// the find
ddangelov/Top2Vec
Top2Vec learns jointly embedded topic, document and word vectors.
Top2Vec does unsupervised topic modeling by jointly embedding documents and words into the same vector space, then using UMAP + HDBSCAN to find dense clusters that become topics. No need to specify the number of topics in advance — the algorithm figures it out. The 2024 contextual variant adds per-token topic assignment and segment detection, backed by an EMNLP paper.
The automatic topic count discovery is genuinely useful — LDA-style models require you to guess K upfront, which is painful. The UMAP+HDBSCAN pipeline is a solid choice: UMAP preserves local structure better than PCA/t-SNE for clustering, and HDBSCAN handles variable-density clusters and marks outliers rather than forcing everything into a topic. The search API (by topic, by keyword, by document similarity) works out of the box without extra plumbing. Contextual Top2Vec adding token-level topic spans is a real capability improvement for long documents with mixed themes.

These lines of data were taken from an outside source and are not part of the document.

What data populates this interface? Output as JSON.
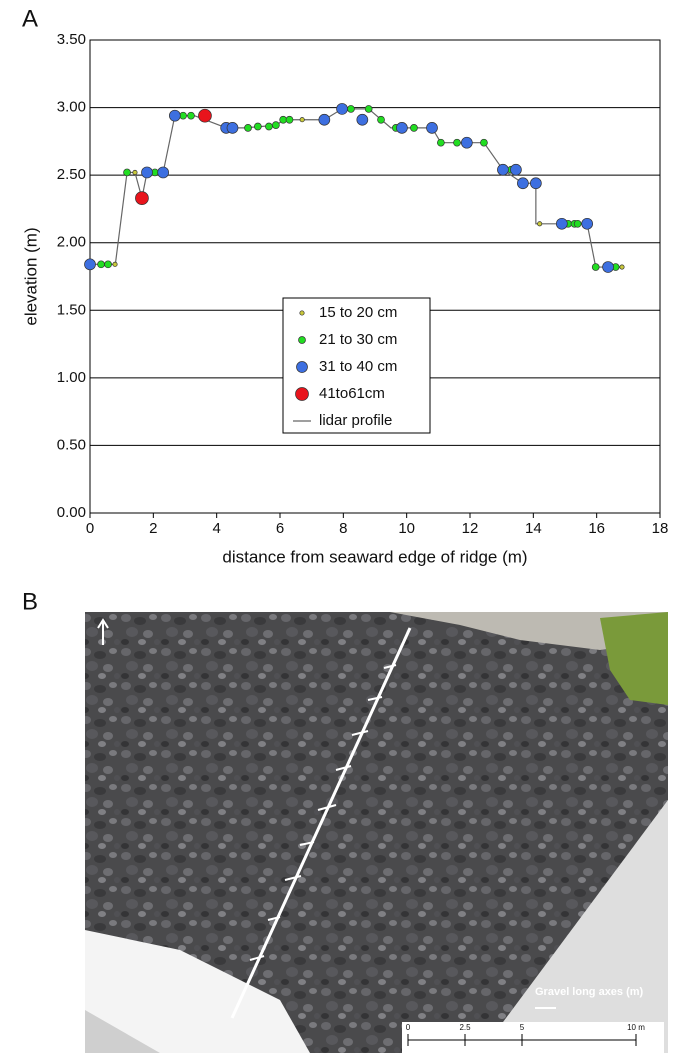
{
  "chart_data": {
    "type": "scatter",
    "panel_label": "A",
    "x_label": "distance from seaward edge of ridge (m)",
    "y_label": "elevation (m)",
    "xlim": [
      0,
      18
    ],
    "xticks": [
      0,
      2,
      4,
      6,
      8,
      10,
      12,
      14,
      16,
      18
    ],
    "ylim": [
      0,
      3.5
    ],
    "yticks": [
      {
        "value": 0,
        "label": "0.00"
      },
      {
        "value": 0.5,
        "label": "0.50"
      },
      {
        "value": 1,
        "label": "1.00"
      },
      {
        "value": 1.5,
        "label": "1.50"
      },
      {
        "value": 2,
        "label": "2.00"
      },
      {
        "value": 2.5,
        "label": "2.50"
      },
      {
        "value": 3,
        "label": "3.00"
      },
      {
        "value": 3.5,
        "label": "3.50"
      }
    ],
    "grid": true,
    "series": [
      {
        "name": "15 to 20 cm",
        "color": "#c9c83a",
        "x": [
          0.79,
          1.42,
          6.7,
          14.2,
          16.8
        ],
        "values": [
          1.84,
          2.52,
          2.91,
          2.14,
          1.82
        ]
      },
      {
        "name": "21 to 30 cm",
        "color": "#22dd22",
        "x": [
          0.35,
          0.57,
          1.17,
          2.05,
          2.94,
          3.19,
          4.99,
          5.3,
          5.65,
          5.87,
          6.1,
          6.3,
          8.24,
          8.8,
          9.19,
          9.66,
          10.23,
          11.08,
          11.59,
          12.44,
          13.3,
          15.1,
          15.3,
          15.4,
          15.97,
          16.6
        ],
        "values": [
          1.84,
          1.84,
          2.52,
          2.52,
          2.94,
          2.94,
          2.85,
          2.86,
          2.86,
          2.87,
          2.91,
          2.91,
          2.99,
          2.99,
          2.91,
          2.85,
          2.85,
          2.74,
          2.74,
          2.74,
          2.54,
          2.14,
          2.14,
          2.14,
          1.82,
          1.82
        ]
      },
      {
        "name": "31 to 40 cm",
        "color": "#3d6fe0",
        "x": [
          0,
          1.8,
          2.31,
          2.68,
          4.3,
          4.5,
          7.4,
          7.96,
          8.6,
          9.85,
          10.8,
          11.9,
          13.04,
          13.45,
          13.67,
          14.08,
          14.9,
          15.7,
          16.36
        ],
        "values": [
          1.84,
          2.52,
          2.52,
          2.94,
          2.85,
          2.85,
          2.91,
          2.99,
          2.91,
          2.85,
          2.85,
          2.74,
          2.54,
          2.54,
          2.44,
          2.44,
          2.14,
          2.14,
          1.82
        ]
      },
      {
        "name": "41to61cm",
        "color": "#e8141c",
        "x": [
          1.64,
          3.63
        ],
        "values": [
          2.33,
          2.94
        ]
      },
      {
        "name": "lidar profile",
        "color": "#666666",
        "type": "line",
        "x": [
          0,
          0.8,
          1.17,
          1.42,
          1.64,
          1.8,
          2.31,
          2.68,
          3.3,
          4.3,
          4.9,
          5.9,
          6.1,
          7.4,
          7.96,
          8.24,
          8.8,
          9.5,
          10.8,
          11.08,
          12.44,
          13.04,
          13.67,
          14.08,
          14.08,
          15.7,
          15.97,
          16.8
        ],
        "values": [
          1.84,
          1.84,
          2.52,
          2.52,
          2.33,
          2.52,
          2.52,
          2.94,
          2.94,
          2.85,
          2.85,
          2.87,
          2.91,
          2.91,
          2.99,
          2.99,
          2.99,
          2.85,
          2.85,
          2.74,
          2.74,
          2.54,
          2.44,
          2.44,
          2.14,
          2.14,
          1.82,
          1.82
        ]
      }
    ]
  },
  "photo": {
    "panel_label": "B",
    "legend_title": "Gravel long axes (m)",
    "scale_labels": [
      "0",
      "2.5",
      "5",
      "10 m"
    ]
  }
}
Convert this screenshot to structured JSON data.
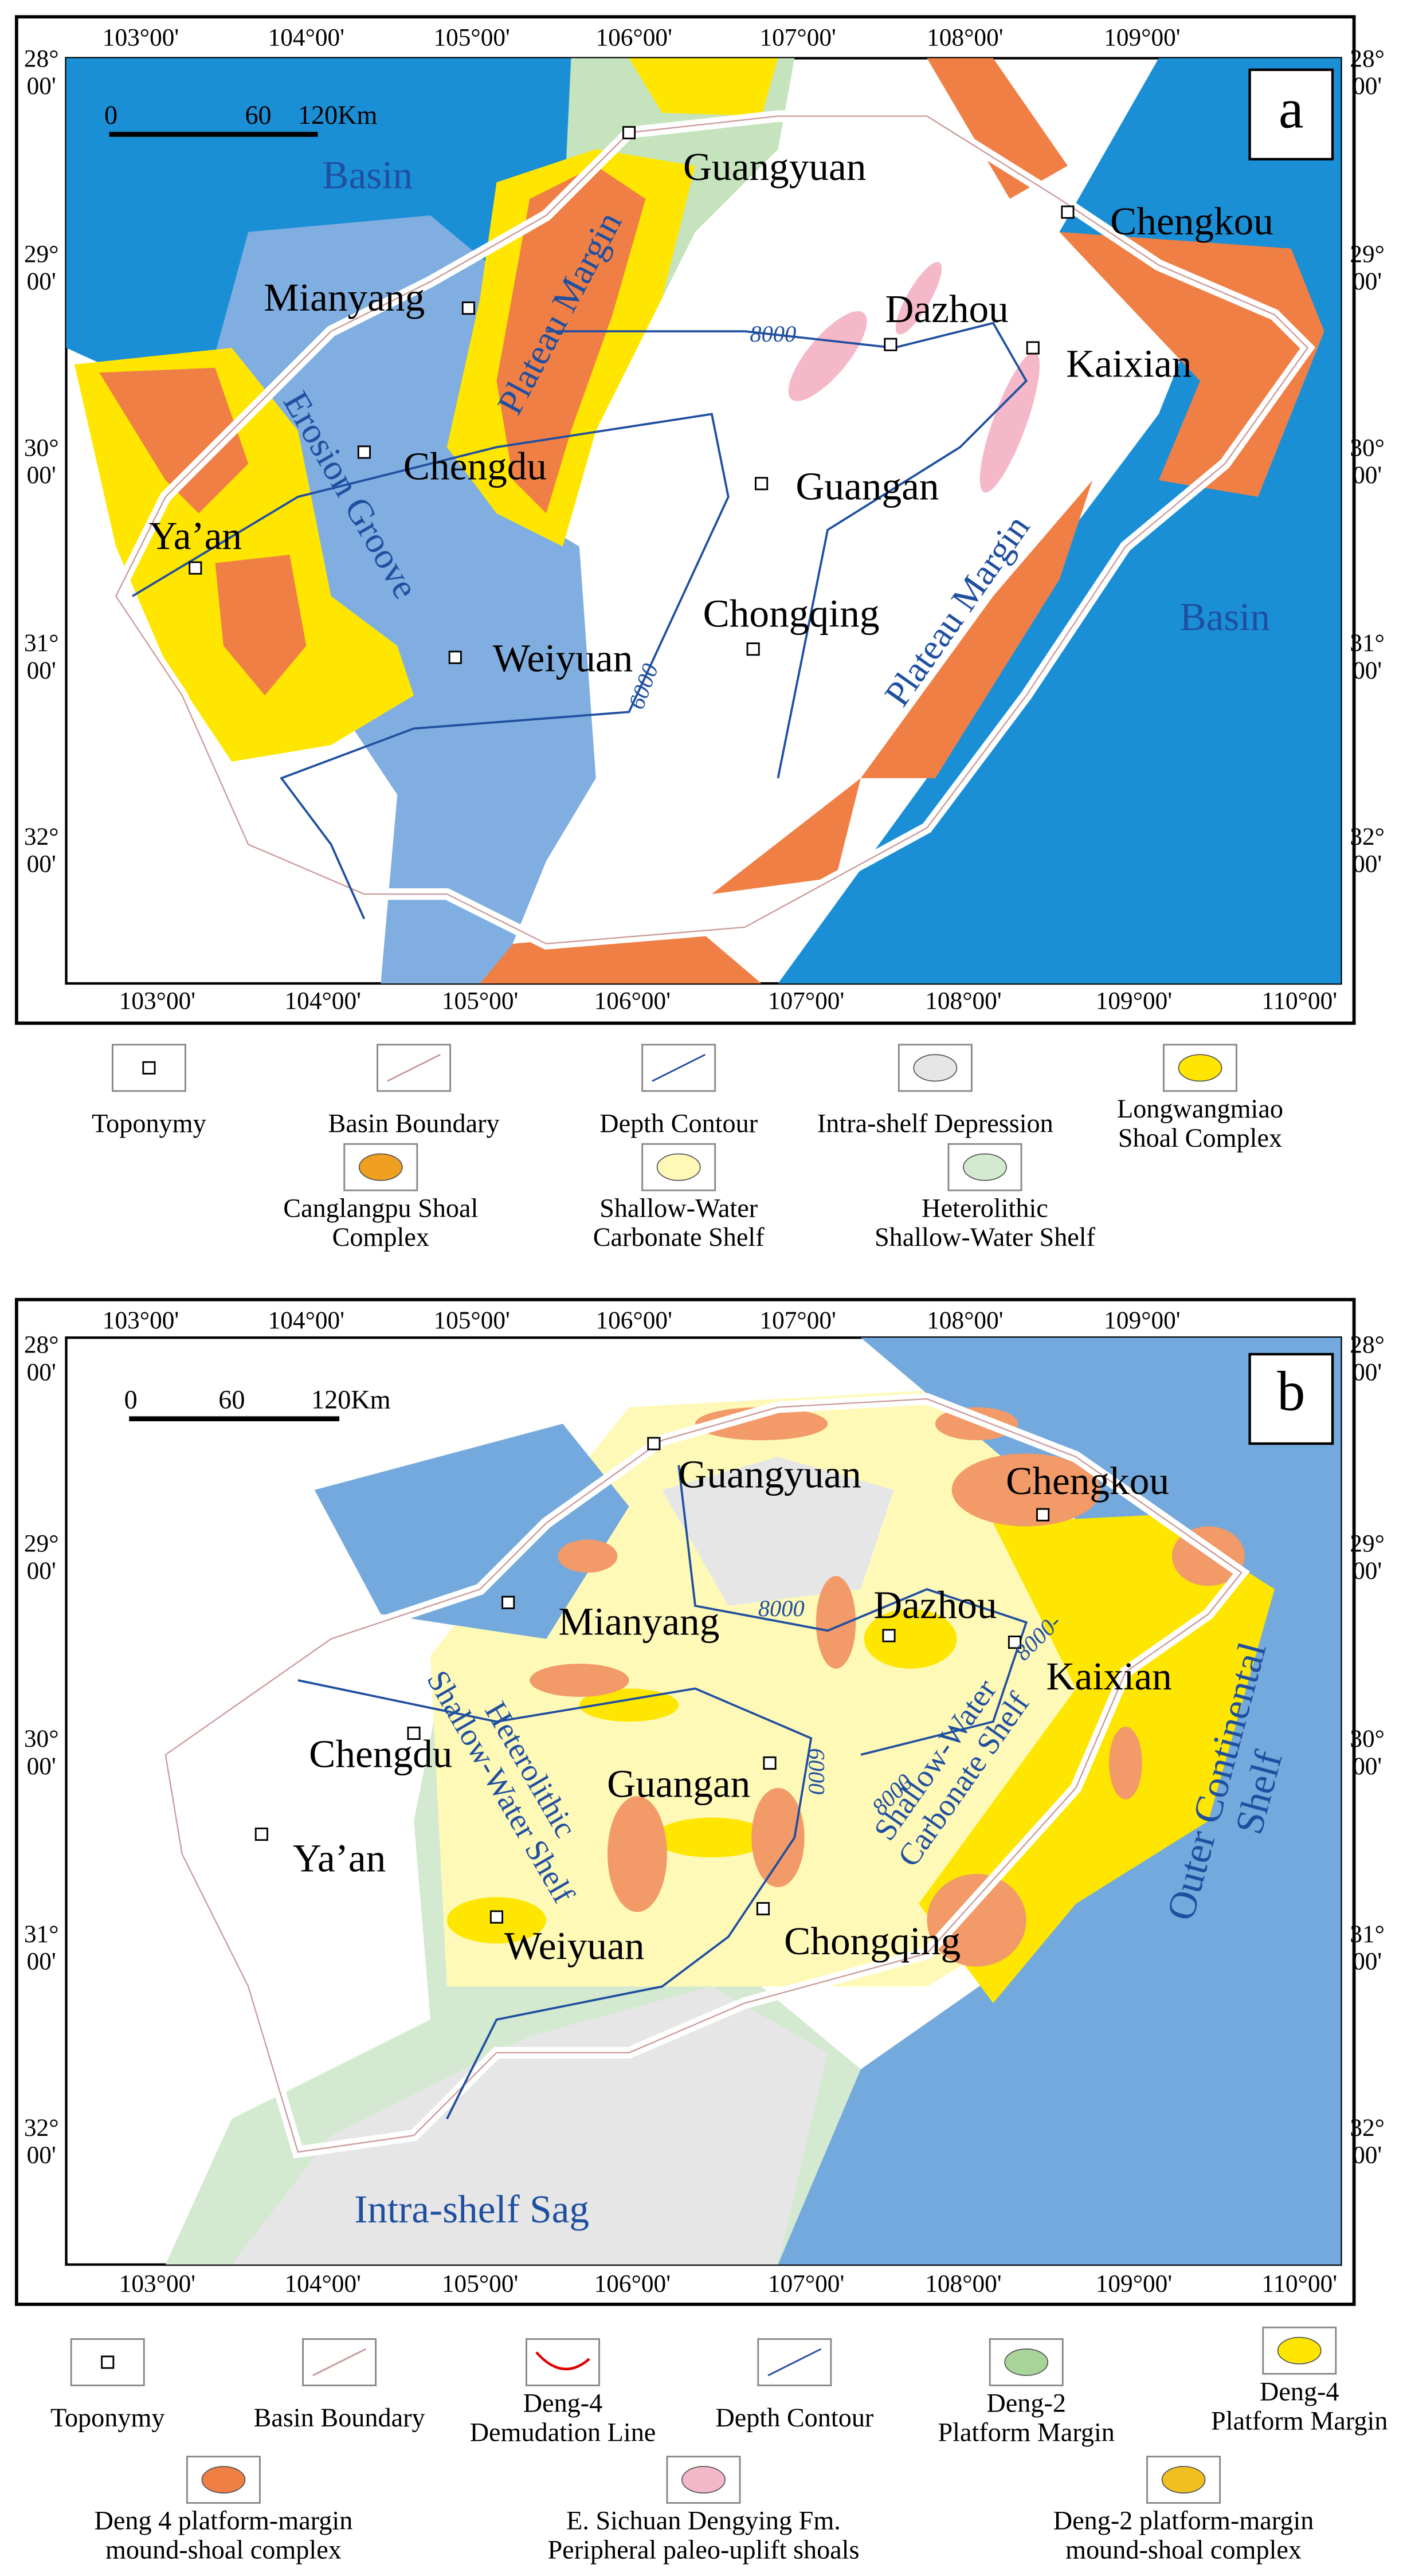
{
  "panel_a": {
    "label": "a",
    "lon_top": [
      "103°00'",
      "104°00'",
      "105°00'",
      "106°00'",
      "107°00'",
      "108°00'",
      "109°00'"
    ],
    "lon_bottom": [
      "103°00'",
      "104°00'",
      "105°00'",
      "106°00'",
      "107°00'",
      "108°00'",
      "109°00'",
      "110°00'"
    ],
    "lat_left": [
      [
        "28°",
        "00'"
      ],
      [
        "29°",
        "00'"
      ],
      [
        "30°",
        "00'"
      ],
      [
        "31°",
        "00'"
      ],
      [
        "32°",
        "00'"
      ]
    ],
    "lat_right": [
      [
        "28°",
        "00'"
      ],
      [
        "29°",
        "00'"
      ],
      [
        "30°",
        "00'"
      ],
      [
        "31°",
        "00'"
      ],
      [
        "32°",
        "00'"
      ]
    ],
    "scale": [
      "0",
      "60",
      "120Km"
    ],
    "places": [
      "Guangyuan",
      "Chengkou",
      "Mianyang",
      "Dazhou",
      "Kaixian",
      "Chengdu",
      "Guangan",
      "Ya’an",
      "Chongqing",
      "Weiyuan"
    ],
    "regions": [
      "Basin",
      "Plateau Margin",
      "Erosion Groove",
      "Plateau Margin",
      "Basin"
    ],
    "contours": [
      "8000",
      "6000"
    ]
  },
  "legend_a": [
    [
      "Toponymy"
    ],
    [
      "Basin Boundary"
    ],
    [
      "Depth Contour"
    ],
    [
      "Intra-shelf Depression"
    ],
    [
      "Longwangmiao",
      "Shoal Complex"
    ],
    [
      "Canglangpu Shoal",
      "Complex"
    ],
    [
      "Shallow-Water",
      "Carbonate Shelf"
    ],
    [
      "Heterolithic",
      "Shallow-Water Shelf"
    ]
  ],
  "panel_b": {
    "label": "b",
    "lon_top": [
      "103°00'",
      "104°00'",
      "105°00'",
      "106°00'",
      "107°00'",
      "108°00'",
      "109°00'"
    ],
    "lon_bottom": [
      "103°00'",
      "104°00'",
      "105°00'",
      "106°00'",
      "107°00'",
      "108°00'",
      "109°00'",
      "110°00'"
    ],
    "lat_left": [
      [
        "28°",
        "00'"
      ],
      [
        "29°",
        "00'"
      ],
      [
        "30°",
        "00'"
      ],
      [
        "31°",
        "00'"
      ],
      [
        "32°",
        "00'"
      ]
    ],
    "lat_right": [
      [
        "28°",
        "00'"
      ],
      [
        "29°",
        "00'"
      ],
      [
        "30°",
        "00'"
      ],
      [
        "31°",
        "00'"
      ],
      [
        "32°",
        "00'"
      ]
    ],
    "scale": [
      "0",
      "60",
      "120Km"
    ],
    "places": [
      "Guangyuan",
      "Chengkou",
      "Mianyang",
      "Dazhou",
      "Kaixian",
      "Chengdu",
      "Guangan",
      "Ya’an",
      "Weiyuan",
      "Chongqing"
    ],
    "regions": [
      [
        "Heterolithic",
        "Shallow-Water Shelf"
      ],
      [
        "Shallow-Water",
        "Carbonate Shelf"
      ],
      [
        "Outer Continental",
        "Shelf"
      ],
      "Intra-shelf Sag"
    ],
    "contours": [
      "8000",
      "6000",
      "8000",
      "8000-"
    ]
  },
  "legend_b": [
    [
      "Toponymy"
    ],
    [
      "Basin Boundary"
    ],
    [
      "Deng-4",
      "Demudation Line"
    ],
    [
      "Depth Contour"
    ],
    [
      "Deng-2",
      "Platform Margin"
    ],
    [
      "Deng-4",
      "Platform Margin"
    ],
    [
      "Deng 4 platform-margin",
      "mound-shoal complex"
    ],
    [
      "E. Sichuan Dengying Fm.",
      "Peripheral paleo-uplift shoals"
    ],
    [
      "Deng-2 platform-margin",
      "mound-shoal complex"
    ]
  ]
}
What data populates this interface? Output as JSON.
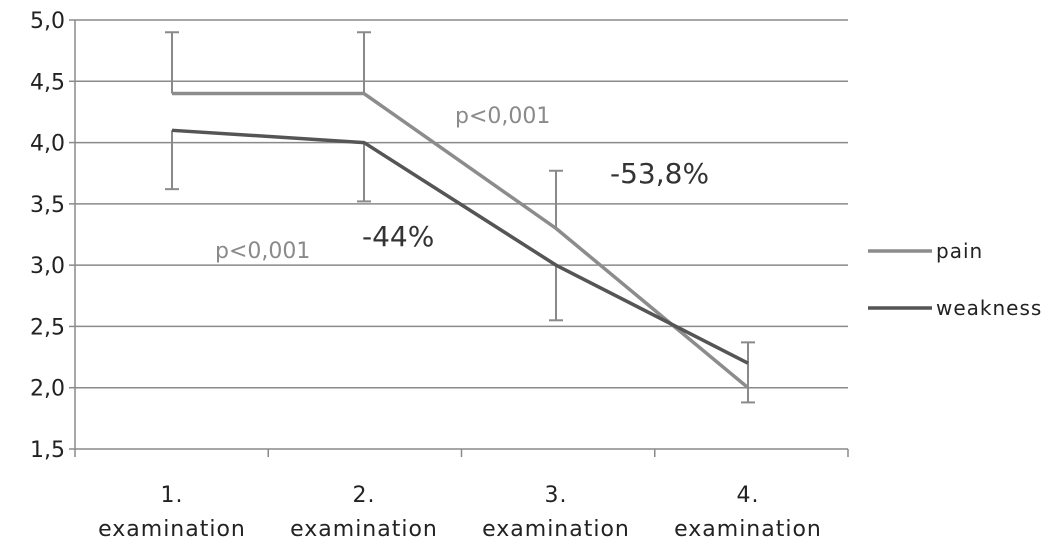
{
  "chart_data": {
    "type": "line",
    "categories": [
      [
        "1.",
        "examination"
      ],
      [
        "2.",
        "examination"
      ],
      [
        "3.",
        "examination"
      ],
      [
        "4.",
        "examination"
      ]
    ],
    "ylim": [
      1.5,
      5.0
    ],
    "yticks": [
      "1,5",
      "2,0",
      "2,5",
      "3,0",
      "3,5",
      "4,0",
      "4,5",
      "5,0"
    ],
    "ytick_values": [
      1.5,
      2.0,
      2.5,
      3.0,
      3.5,
      4.0,
      4.5,
      5.0
    ],
    "grid": true,
    "legend_position": "right",
    "series": [
      {
        "name": "pain",
        "color": "#8c8c8c",
        "values": [
          4.4,
          4.4,
          3.3,
          2.0
        ],
        "error_upper": [
          4.9,
          4.9,
          3.77,
          2.37
        ]
      },
      {
        "name": "weakness",
        "color": "#555555",
        "values": [
          4.1,
          4.0,
          3.0,
          2.2
        ],
        "error_lower": [
          3.62,
          3.52,
          2.55,
          1.88
        ]
      }
    ],
    "annotations": [
      {
        "text": "p<0,001",
        "style": "small"
      },
      {
        "text": "-53,8%",
        "style": "large"
      },
      {
        "text": "p<0,001",
        "style": "small"
      },
      {
        "text": "-44%",
        "style": "large"
      }
    ]
  }
}
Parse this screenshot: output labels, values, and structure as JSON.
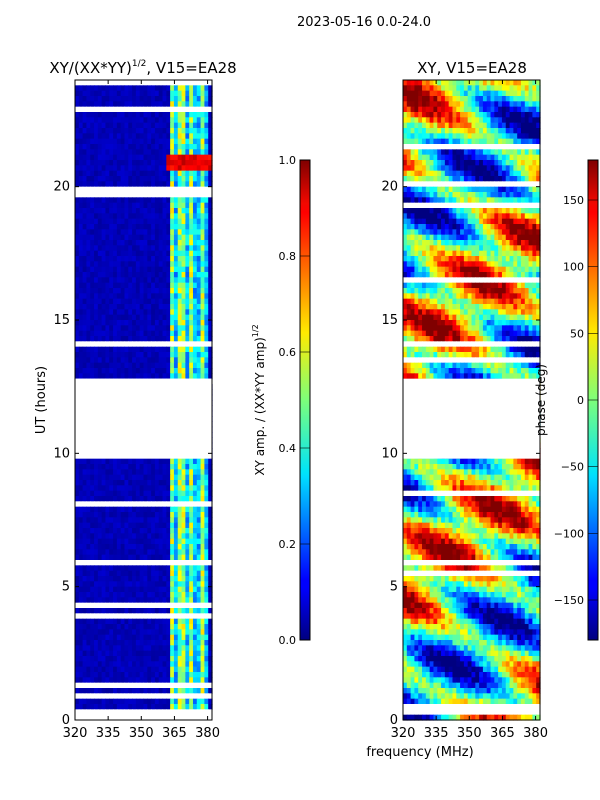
{
  "figure": {
    "suptitle": "2023-05-16 0.0-24.0",
    "shared_xlabel": "frequency (MHz)"
  },
  "chart_data": [
    {
      "type": "heatmap",
      "title_main": "XY/(XX*YY)",
      "title_exp": "1/2",
      "title_tail": ", V15=EA28",
      "ylabel": "UT (hours)",
      "xlim": [
        320,
        382
      ],
      "ylim": [
        0,
        24
      ],
      "xticks": [
        320,
        335,
        350,
        365,
        380
      ],
      "yticks": [
        0,
        5,
        10,
        15,
        20
      ],
      "gap_hours": [
        12.8,
        9.8
      ],
      "colormap": "jet",
      "colorbar": {
        "label_main": "XY amp. / (XX*YY amp)",
        "label_exp": "1/2",
        "range": [
          0.0,
          1.0
        ],
        "ticks": [
          "0.0",
          "0.2",
          "0.4",
          "0.6",
          "0.8",
          "1.0"
        ],
        "tick_values": [
          0.0,
          0.2,
          0.4,
          0.6,
          0.8,
          1.0
        ]
      }
    },
    {
      "type": "heatmap",
      "title": "XY, V15=EA28",
      "ylabel": "",
      "xlim": [
        320,
        382
      ],
      "ylim": [
        0,
        24
      ],
      "xticks": [
        320,
        335,
        350,
        365,
        380
      ],
      "yticks": [
        0,
        5,
        10,
        15,
        20
      ],
      "gap_hours": [
        12.8,
        9.8
      ],
      "colormap": "jet",
      "colorbar": {
        "label": "phase (deg)",
        "range": [
          -180,
          180
        ],
        "ticks": [
          "150",
          "100",
          "50",
          "0",
          "−50",
          "−100",
          "−150"
        ],
        "tick_values": [
          150,
          100,
          50,
          0,
          -50,
          -100,
          -150
        ]
      }
    }
  ]
}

Last push was November 2024 and the contextual mode is still marked beta — not a project you'd lean on for production without owning some maintenance risk. The single `top2vec.py` file is around 3,000 lines with no internal module structure; finding or patching anything is a slog. UMAP and HDBSCAN are sensitive to their hyperparameters (`n_neighbors`, `min_cluster_size`) but Top2Vec exposes limited control over them, so if the default clustering looks wrong for your corpus you're mostly stuck. No incremental training — adding new documents means retraining from scratch, which gets expensive fast on large corpora.